General Motors has issued a recall of its Chevy Bolt electric vehicle that expands on an earlier recall. The notice applies to all Chevy Bolt models from 2020 to 2022 and all remaining 2019 models. The recall follows numerous reports of fires linked to the vehicle’s LG-made battery pack.
GM has stated that it will replace faulty battery packs in affected Chevy Bolt vehicles. All costs, which could total $1 billion, will be borne by the automotive major.
The recall affects 52,403 Chevy Bolts in the United States and 9,019 in Canada from the model years 2020 to 2022. It also includes 6,989 Chevrolet Bolts in the United States and 1,212 in Canada from the 2019 model year that was not included in the previous recall. According to GM, the batteries that come with the new modules will have an 8-year/100,000-mile limited warranty.
Although GM claims that the fires have only occurred in “rare circumstances,” the company considers the problem serious enough that it is advising Chevy Bolt owners to park their vehicle outside immediately after charging it and not to charge it indoors overnight.

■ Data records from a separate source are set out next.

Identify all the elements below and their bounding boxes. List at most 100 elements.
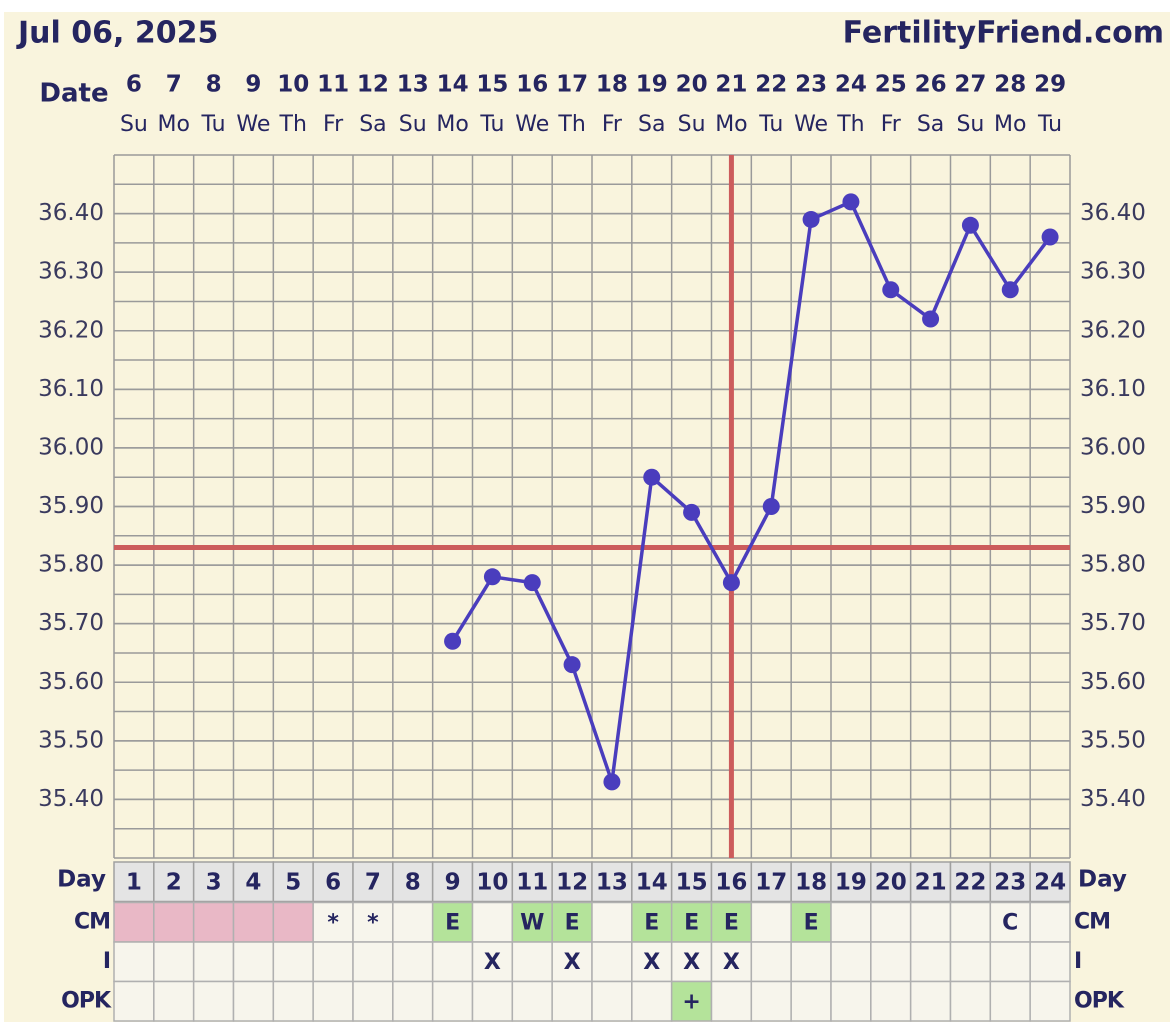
observation-value: X	[564, 950, 581, 975]
date-label: 10	[277, 72, 309, 98]
weekday-label: Th	[279, 112, 307, 137]
observation-cell	[830, 941, 872, 983]
y2-tick-label: 36.40	[1080, 200, 1146, 226]
observation-cell	[790, 941, 832, 983]
observation-cell	[949, 941, 992, 983]
temperature-point	[882, 281, 900, 299]
date-label: 6	[126, 72, 142, 98]
observation-cell	[1029, 941, 1071, 983]
weekday-label: Tu	[201, 112, 226, 137]
y-tick-label: 35.50	[38, 727, 104, 753]
day-cell	[392, 861, 434, 903]
y2-tick-label: 36.30	[1080, 259, 1146, 285]
row-label: CM	[74, 909, 110, 934]
observation-cell	[591, 980, 633, 1022]
observation-value: X	[643, 950, 660, 975]
observation-cell	[1029, 980, 1071, 1022]
date-label: 16	[516, 72, 548, 98]
observation-cell	[471, 901, 514, 943]
observation-value: X	[484, 950, 501, 975]
observation-value: E	[724, 910, 739, 935]
date-label: 26	[915, 72, 947, 98]
date-label: 14	[437, 72, 469, 98]
observation-cell	[870, 901, 912, 943]
observation-cell	[949, 901, 992, 943]
observation-cell	[113, 941, 155, 983]
observation-cell	[830, 980, 872, 1022]
y-tick-label: 35.70	[38, 610, 104, 636]
observation-cell	[989, 980, 1031, 1022]
date-label: 24	[835, 72, 867, 98]
date-label: Date	[39, 79, 108, 109]
observation-cell	[989, 941, 1031, 983]
observation-cell	[909, 980, 952, 1022]
weekday-label: Mo	[158, 112, 190, 137]
date-label: 19	[636, 72, 668, 98]
day-number: 12	[556, 869, 588, 895]
date-label: 13	[397, 72, 429, 98]
observation-cell	[392, 980, 434, 1022]
day-number: 7	[365, 869, 381, 895]
observation-cell	[471, 980, 514, 1022]
weekday-label: Mo	[994, 112, 1026, 137]
weekday-label: We	[515, 112, 549, 137]
day-cell	[909, 861, 952, 903]
date-label: 15	[476, 72, 508, 98]
y2-tick-label: 36.20	[1080, 317, 1146, 343]
temperature-point	[523, 574, 541, 592]
date-label: 11	[317, 72, 349, 98]
y-tick-label: 35.80	[38, 552, 104, 578]
weekday-label: Sa	[917, 112, 944, 137]
observation-cell	[232, 941, 275, 983]
date-label: 18	[596, 72, 628, 98]
date-label: 22	[755, 72, 787, 98]
day-number: 16	[715, 869, 747, 895]
observation-value: E	[644, 910, 659, 935]
weekday-label: Tu	[479, 112, 504, 137]
observation-value: W	[520, 910, 544, 935]
observation-cell	[113, 980, 155, 1022]
day-number: 4	[245, 869, 261, 895]
observation-cell	[392, 941, 434, 983]
observation-cell	[192, 901, 235, 943]
weekday-label: Mo	[715, 112, 747, 137]
y-tick-label: 35.90	[38, 493, 104, 519]
temperature-point	[603, 773, 621, 791]
observation-cell	[272, 980, 314, 1022]
chart-background	[4, 12, 1170, 1022]
row-label-right: OPK	[1074, 988, 1125, 1013]
row-label-right: I	[1074, 949, 1081, 974]
weekday-label: Su	[678, 112, 706, 137]
day-cell	[790, 861, 832, 903]
date-label: 8	[206, 72, 222, 98]
date-label: 28	[994, 72, 1026, 98]
observation-cell	[153, 980, 195, 1022]
day-cell	[710, 861, 753, 903]
day-number: 17	[755, 869, 787, 895]
day-cell	[511, 861, 553, 903]
observation-value: *	[367, 910, 379, 935]
y2-tick-label: 35.40	[1080, 786, 1146, 812]
observation-cell	[551, 980, 593, 1022]
observation-value: E	[684, 910, 699, 935]
day-number: 9	[445, 869, 461, 895]
day-number: 14	[636, 869, 668, 895]
observation-cell	[431, 941, 474, 983]
date-label: 21	[715, 72, 747, 98]
observation-cell	[670, 901, 713, 943]
date-label: 7	[166, 72, 182, 98]
day-number: 21	[915, 869, 947, 895]
day-number: 15	[676, 869, 708, 895]
y2-tick-label: 35.90	[1080, 493, 1146, 519]
day-number: 13	[596, 869, 628, 895]
observation-cell	[750, 901, 792, 943]
weekday-label: Tu	[1037, 112, 1062, 137]
day-cell	[312, 861, 354, 903]
observation-cell	[790, 980, 832, 1022]
date-label: 25	[875, 72, 907, 98]
day-cell	[551, 861, 593, 903]
day-cell	[750, 861, 792, 903]
y-tick-label: 35.40	[38, 786, 104, 812]
temperature-point	[483, 568, 501, 586]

Furthermore, owners should set their Chevy Bolt to a 90 percent state of charge limitation using Target Charge Level mode until the vehicle has been repaired. Owners should also make an effort to charge their Chevy Bolt more frequently to avoid depleting the battery below 70 miles (113 km) of the remaining range.
“Our focus on safety and doing the right thing for our customers guides every decision we make at GM,” General Motors executive Doug Parks said in a press release. “As leaders in the transition to an all-electric future, we know that building and maintaining trust is critical. GM customers can be confident in our commitment to taking steps to ensure the safety of these vehicles.”

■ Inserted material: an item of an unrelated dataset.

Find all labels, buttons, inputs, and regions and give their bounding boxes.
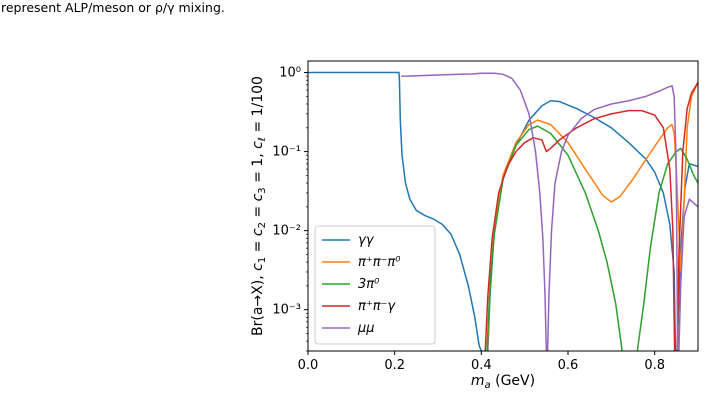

GM’s first Chevy Bolt recall for a battery issue occurred in November 2020, affecting 51,000 vehicles in the United States from the 2017 to 2019 model years. However, several subsequent battery-related fires prompted GM to issue a second recall for the same model years in July 2021, blaming the problem on discovering other manufacturing jobs.
The latest recall, which covers more recent models, will come as a blow to GM as the automaker works toward its goal of offering an EV-only lineup starting in 2035.